Bupati Pegang Chainsaw, Muslim Bangun Gereja: Toleransi Menyala di Tanah Kei

Maluku Tenggara, Kabarsulsel-Indonesia.com | Di Ohoi Ohoirenan, sebuah kampung kecil di sudut timur Indonesia, toleransi tak lahir dari seminar atau spanduk seremonial.

Ia tumbuh dari tanah, menyerap peluh warga, dan hidup dalam kerja kolektif—seperti sore itu, saat pohon-pohon ditebang demi rumah ibadah yang akan menampung doa umat Kristiani.

Di tengah bunyi nyaring mesin chainsaw dan debu kayu yang beterbangan, satu pemandangan mencuri perhatian: Bupati Maluku Tenggara, M. Taher Hanubun, berdiri sejajar dengan warga, menggenggam sendiri mesin pemotong, dan menggesek batang kayu dengan tenaganya.

Tak ada jarak kekuasaan di antara kerumunan itu—yang ada hanya semangat gotong royong dan kepedulian yang membumi.

“Ini bukan tentang agama, ini tentang kemanusiaan,” ujar Taher pelan, saat rehat sejenak di bawah rindangnya pohon. “Di Kei, kita diajarkan sejak kecil bahwa membantu membangun gereja atau masjid adalah bagian dari tugas hidup sebagai saudara satu tanah, satu marga.”

Dan benar, di Kei, marga lebih dulu menyatukan sebelum agama datang memberi sekat. Di kampung ini, saat masjid dibangun, umat Kristiani ikut menyumbang tenaga dan bahan. Begitu pula saat gereja berdiri, keluarga Muslim datang bukan sebagai penonton, melainkan pekerja.

“Kalau ada pembangunan masjid, semua bantu. Kalau gereja, kami keluarga Muslim juga turut mendukung. Karena marga tidak bertanya agamamu apa, tapi siapa yang kau bantu,” kata salah satu tokoh masyarakat yang turut memikul batang kayu.

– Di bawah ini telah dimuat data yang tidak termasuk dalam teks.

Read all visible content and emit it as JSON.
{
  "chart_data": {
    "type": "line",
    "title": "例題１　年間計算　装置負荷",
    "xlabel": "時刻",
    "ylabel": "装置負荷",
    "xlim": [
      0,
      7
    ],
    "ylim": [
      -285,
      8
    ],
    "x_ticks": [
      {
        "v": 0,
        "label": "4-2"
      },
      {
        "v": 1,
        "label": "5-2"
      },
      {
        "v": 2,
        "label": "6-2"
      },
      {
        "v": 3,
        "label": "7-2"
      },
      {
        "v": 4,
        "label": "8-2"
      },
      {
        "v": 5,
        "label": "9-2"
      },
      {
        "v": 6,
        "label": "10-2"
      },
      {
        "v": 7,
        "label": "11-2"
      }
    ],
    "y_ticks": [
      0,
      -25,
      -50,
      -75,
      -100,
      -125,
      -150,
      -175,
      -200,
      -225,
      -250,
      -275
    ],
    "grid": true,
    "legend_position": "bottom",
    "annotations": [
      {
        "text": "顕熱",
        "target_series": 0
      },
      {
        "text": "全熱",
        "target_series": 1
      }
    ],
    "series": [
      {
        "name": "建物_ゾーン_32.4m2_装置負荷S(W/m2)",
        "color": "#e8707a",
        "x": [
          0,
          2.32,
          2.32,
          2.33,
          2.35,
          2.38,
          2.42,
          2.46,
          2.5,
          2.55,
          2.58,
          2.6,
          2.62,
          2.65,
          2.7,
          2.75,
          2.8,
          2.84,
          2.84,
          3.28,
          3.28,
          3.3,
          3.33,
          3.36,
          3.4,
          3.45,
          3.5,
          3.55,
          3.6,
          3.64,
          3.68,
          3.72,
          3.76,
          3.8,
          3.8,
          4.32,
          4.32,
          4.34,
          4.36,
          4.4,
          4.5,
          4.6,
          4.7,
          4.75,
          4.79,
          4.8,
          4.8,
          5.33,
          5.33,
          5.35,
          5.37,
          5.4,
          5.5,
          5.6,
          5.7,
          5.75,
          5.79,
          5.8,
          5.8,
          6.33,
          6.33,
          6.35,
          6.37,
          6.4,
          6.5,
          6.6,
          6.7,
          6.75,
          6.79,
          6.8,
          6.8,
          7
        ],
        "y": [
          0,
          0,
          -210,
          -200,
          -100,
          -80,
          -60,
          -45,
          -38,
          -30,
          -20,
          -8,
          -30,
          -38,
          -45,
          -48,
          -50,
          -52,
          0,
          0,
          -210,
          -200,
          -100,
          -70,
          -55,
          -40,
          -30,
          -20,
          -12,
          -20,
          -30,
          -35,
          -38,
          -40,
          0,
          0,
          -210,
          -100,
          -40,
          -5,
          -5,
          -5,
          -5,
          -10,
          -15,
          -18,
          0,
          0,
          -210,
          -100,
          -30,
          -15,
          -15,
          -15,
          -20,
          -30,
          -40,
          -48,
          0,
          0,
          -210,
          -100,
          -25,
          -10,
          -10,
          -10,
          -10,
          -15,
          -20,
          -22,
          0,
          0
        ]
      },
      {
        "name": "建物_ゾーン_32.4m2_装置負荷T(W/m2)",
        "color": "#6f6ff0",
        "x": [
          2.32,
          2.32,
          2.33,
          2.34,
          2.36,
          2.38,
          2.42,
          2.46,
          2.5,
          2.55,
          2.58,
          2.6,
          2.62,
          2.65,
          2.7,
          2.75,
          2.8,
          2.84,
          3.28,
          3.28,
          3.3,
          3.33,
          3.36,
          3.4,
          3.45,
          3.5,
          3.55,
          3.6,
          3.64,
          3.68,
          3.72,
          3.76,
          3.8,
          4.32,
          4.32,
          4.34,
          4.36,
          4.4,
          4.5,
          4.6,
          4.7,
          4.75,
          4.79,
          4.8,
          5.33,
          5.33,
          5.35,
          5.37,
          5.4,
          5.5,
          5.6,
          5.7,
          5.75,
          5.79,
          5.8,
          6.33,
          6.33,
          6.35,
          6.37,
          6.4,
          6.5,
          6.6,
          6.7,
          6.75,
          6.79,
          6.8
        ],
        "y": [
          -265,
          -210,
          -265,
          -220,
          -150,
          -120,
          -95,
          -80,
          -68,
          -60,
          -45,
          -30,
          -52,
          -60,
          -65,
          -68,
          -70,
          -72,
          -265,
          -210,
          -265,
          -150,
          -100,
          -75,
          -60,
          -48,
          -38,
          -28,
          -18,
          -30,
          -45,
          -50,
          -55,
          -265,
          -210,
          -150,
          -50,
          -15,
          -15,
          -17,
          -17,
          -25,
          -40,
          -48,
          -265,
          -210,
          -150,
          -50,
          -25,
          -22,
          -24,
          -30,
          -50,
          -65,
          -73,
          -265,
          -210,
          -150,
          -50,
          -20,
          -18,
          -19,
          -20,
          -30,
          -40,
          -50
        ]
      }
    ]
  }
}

Bagi warga Ohoirenan, kehadiran Bupati bukan sekadar kunjungan pejabat. Itu adalah pengakuan terhadap nilai-nilai luhur yang mereka jaga turun-temurun. Kepala Ohoi, Yulius Rahalus, menyambutnya dengan penuh haru.

“Kami sangat bersyukur Bapak Bupati datang melihat langsung perjuangan kami. Beliau tidak hanya berdiri menonton, tapi ikut bekerja bersama. Itu bagi kami adalah penghormatan,” ucapnya. “Semoga Tuhan dan leluhur menjaga langkah-langkah beliau.”

Di tengah kabut polarisasi yang kian menebal di banyak tempat, tanah Kei menunjukkan bahwa perbedaan tak harus memisahkan.

Bahwa iman tak selalu harus ditunjukkan lewat doktrin, tapi bisa hadir dalam bentuk sepotong kayu yang dipikul bersama menuju tempat ibadah.

Di negeri berjuluk Tanebar Evav ini, toleransi tak diajarkan—ia diwariskan. Dan hari itu, di bawah sinar mentari Ohoirenan, ia kembali hidup dan bersinar terang.